Keep in mind that like your monthly "nut" — mortgage, rent, car insurance and medical expenses — the federal government has a nut too. You can't by law do away with the 59 cents spent on Medicare, Social Security and income security. But that leaves you 41 cents for discretionary spending.
Lately, more than half of that — 21 cents — is going to military and homeland security. It dwarfs everything else. Maybe you think that's a bargain, with a war on. But the government is hiding most of the tab for the war on the federal credit card, the way you might buy a divorce-triggering, six-figure boat. About 90 cents of every dollar spent on this war (and we've spent about 400 billion of them) has been borrowed. We've barely been paying the monthly minimum due, and the balance just gets bigger.

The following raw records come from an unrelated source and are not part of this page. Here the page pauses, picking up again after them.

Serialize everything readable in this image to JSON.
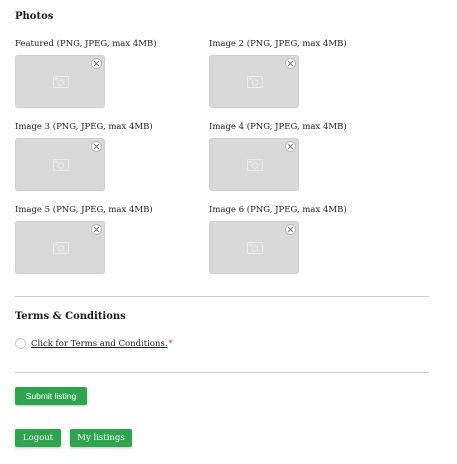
{
  "photos": {
    "title": "Photos",
    "items": [
      {
        "label": "Featured (PNG, JPEG, max 4MB)"
      },
      {
        "label": "Image 2 (PNG, JPEG, max 4MB)"
      },
      {
        "label": "Image 3 (PNG, JPEG, max 4MB)"
      },
      {
        "label": "Image 4 (PNG, JPEG, max 4MB)"
      },
      {
        "label": "Image 5 (PNG, JPEG, max 4MB)"
      },
      {
        "label": "Image 6 (PNG, JPEG, max 4MB)"
      }
    ],
    "placeholder_icon": "image-icon",
    "remove_icon": "close-icon"
  },
  "terms": {
    "title": "Terms & Conditions",
    "link_text": "Click for Terms and Conditions.",
    "required_mark": "*"
  },
  "actions": {
    "submit_label": "Submit listing",
    "logout_label": "Logout",
    "my_listings_label": "My listings"
  },
  "colors": {
    "button_bg": "#2ea44f",
    "required": "#dd3333",
    "thumb_bg": "#d9d9d9"
  }
}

So back to your fantasy federal tax dollar. This week, as you prep your real tax return, imagine that the government works like a grocery store, where you can spend that discretionary change only on the programs you want.
What appropriations are appropriate? Double foreign aid to 2 whole cents? More money for snazzy weapons systems? End tax breaks for families like the billionaire Wal-Mart Waltons to help out families like those "good night John-Boy" Waltons?

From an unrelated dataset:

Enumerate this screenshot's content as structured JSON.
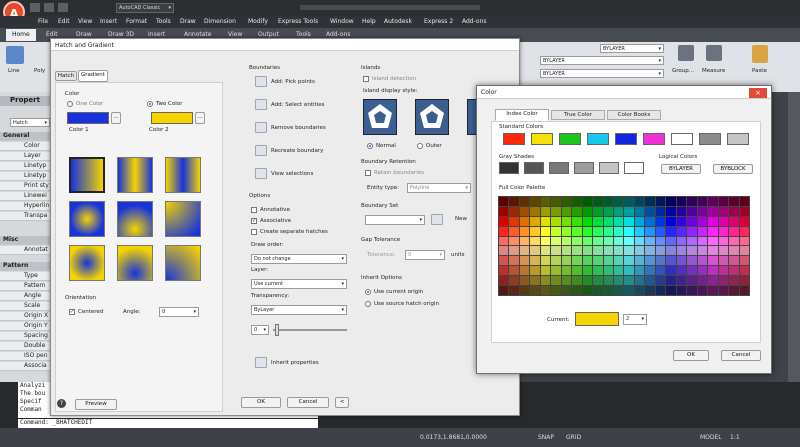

I'm still working on the numbers, but my definition of a sound defense is a smart, healthy, employed population. So I'd cut into defense fat — sayonara Halliburton — to pay down the debt, half of which is, dangerously in my book, held by foreigners.
I'd revive the environment; it's the only one we have — better water, air, habitat. Develop alternative energy, and fast. Try to get ahead of global warming — and give free swimming lessons to every American, just in case we can't.